Intervista a Sabina Moretti, autrice de “I Solitari”: “stare soli è un privilegio, ma è anche faticoso”
Una tavolozza affascinante e di irresistibile ironia popolata da personaggi della nostra quotidianità. Un’umanità fatta di solitudini, perché tante sono le sue sfumature
La raccolta di racconti “I solitari” (Sabina Moretti Editore, 2022) è una brillante e affascinante tavolozza di personaggi e situazioni che popolano la nostra quotidianità e che la scrittrice Sabina Moretti ha saputo dipingere con sapienza, gusto del dettaglio e anche tanta sana e irresistibile ironia. Perché quando si parla di sentimenti e umanità, è un vero peccato prendersi troppo sul serio: si rischia di perdere quella leggerezza che è invece ingrediente necessario per un buon libro come anche per la vita. Sabina Moretti lascia parlare le persone ma anche gli animali, gli oggetti, come se tutto fosse parte di uno stesso creato, perché “siamo tutti sulla stessa barca”. In questo caso la barca della solitudine o delle solitudini, perché tante sono le sue sfumature. Questo aspetto è molto bello e fa riflettere: tutti noi proviamo dei sentimenti, tutti noi proviamo, ad un certo punto, della sana (o malsana) solitudine.

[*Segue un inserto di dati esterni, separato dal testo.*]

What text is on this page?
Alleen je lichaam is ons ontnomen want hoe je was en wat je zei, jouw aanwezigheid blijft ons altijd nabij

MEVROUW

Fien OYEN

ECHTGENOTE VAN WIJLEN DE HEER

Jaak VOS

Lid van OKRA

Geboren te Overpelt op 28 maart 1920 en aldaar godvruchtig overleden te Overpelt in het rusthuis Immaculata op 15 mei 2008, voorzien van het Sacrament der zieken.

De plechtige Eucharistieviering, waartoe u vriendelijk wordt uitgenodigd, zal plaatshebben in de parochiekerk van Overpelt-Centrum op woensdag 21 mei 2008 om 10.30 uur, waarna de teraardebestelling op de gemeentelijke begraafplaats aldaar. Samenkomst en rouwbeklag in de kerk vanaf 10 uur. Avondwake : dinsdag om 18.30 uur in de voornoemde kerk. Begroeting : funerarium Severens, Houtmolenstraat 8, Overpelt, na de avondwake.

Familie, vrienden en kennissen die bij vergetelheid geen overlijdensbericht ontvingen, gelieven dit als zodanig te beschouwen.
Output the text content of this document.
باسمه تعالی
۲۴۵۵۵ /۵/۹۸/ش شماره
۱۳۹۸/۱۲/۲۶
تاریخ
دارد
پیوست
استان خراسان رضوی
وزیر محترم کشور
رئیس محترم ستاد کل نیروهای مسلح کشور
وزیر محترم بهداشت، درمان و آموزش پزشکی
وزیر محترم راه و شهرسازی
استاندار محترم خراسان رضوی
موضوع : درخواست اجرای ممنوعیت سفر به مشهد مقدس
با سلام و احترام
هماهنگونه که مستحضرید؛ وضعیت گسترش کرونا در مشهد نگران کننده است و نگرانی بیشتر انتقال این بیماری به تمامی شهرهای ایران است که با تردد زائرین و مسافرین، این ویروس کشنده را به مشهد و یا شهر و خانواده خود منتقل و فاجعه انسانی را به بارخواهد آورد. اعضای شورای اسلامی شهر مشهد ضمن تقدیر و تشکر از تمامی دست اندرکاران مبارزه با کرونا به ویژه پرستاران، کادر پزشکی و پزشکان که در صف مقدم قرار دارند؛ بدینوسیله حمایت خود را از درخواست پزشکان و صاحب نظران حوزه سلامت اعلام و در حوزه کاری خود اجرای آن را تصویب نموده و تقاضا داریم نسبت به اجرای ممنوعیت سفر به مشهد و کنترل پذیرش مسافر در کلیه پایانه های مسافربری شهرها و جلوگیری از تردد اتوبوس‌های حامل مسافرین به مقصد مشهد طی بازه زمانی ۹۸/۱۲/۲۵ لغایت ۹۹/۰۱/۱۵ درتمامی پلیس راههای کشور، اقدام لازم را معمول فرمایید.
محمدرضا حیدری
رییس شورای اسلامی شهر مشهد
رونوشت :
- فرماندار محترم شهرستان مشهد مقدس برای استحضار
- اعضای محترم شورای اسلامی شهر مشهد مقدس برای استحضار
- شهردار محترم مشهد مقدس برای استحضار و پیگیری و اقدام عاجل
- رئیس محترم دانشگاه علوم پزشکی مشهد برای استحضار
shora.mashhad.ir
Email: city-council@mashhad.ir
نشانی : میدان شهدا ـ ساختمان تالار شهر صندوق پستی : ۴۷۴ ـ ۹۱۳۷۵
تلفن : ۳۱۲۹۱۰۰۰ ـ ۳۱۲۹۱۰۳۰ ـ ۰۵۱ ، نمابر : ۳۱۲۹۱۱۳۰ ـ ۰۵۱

Sabina, come è riuscita a cogliere tutte queste sfaccettature riguardo a un sentimento così tanto diffuso e, malgrado ciò, anche frainteso?
«Una super domanda! Non mi sono resa conto di tutto quello che mi riconosce e la ringrazio per avermelo fatto notare. La solitudine è un argomento importante, e penso che per l’essere umano lo sia sempre stato. Forse in questo nostro presente così “social”, ma così poco “sociale”, ha un sapore più intenso. Sono una solitaria, un poco per carattere – anche se stare in compagnia mi piace moltissimo – e un poco per sorte della vita. Ho riflettuto spesso su questo tema, soprattutto ora che sono abbastanza grande da avere figli adulti e una vita consolidata. Non soffro di solitudine, ma la conosco e la riconosco. Quindi ho vagato con la mente tra le mie esperienze e quelle altrui, tra fatti della vita e la fantasia. In alcuni racconti mi sono lasciata ispirare da dipinti di grandi artisti – ad esempio nel racconto “Le bevitrici” –; oppure ho utilizzato l’immaginazione pura –ad esempio in “Caos” – o ho riletto esperienze personali e di altri che non erano state registrate nel vissuto sotto questo aspetto. È molto interessante rileggere il passato. La solitudine è in genere connotata da un significato negativo, ma per me non è sempre così e dunque ho voluto offrire anche una lettura positiva della solitudine. Saper stare da soli credo sia un privilegio che si acquisisce crescendo, anche se a volte è faticoso e doloroso. Ma è una esperienza ricca di creatività».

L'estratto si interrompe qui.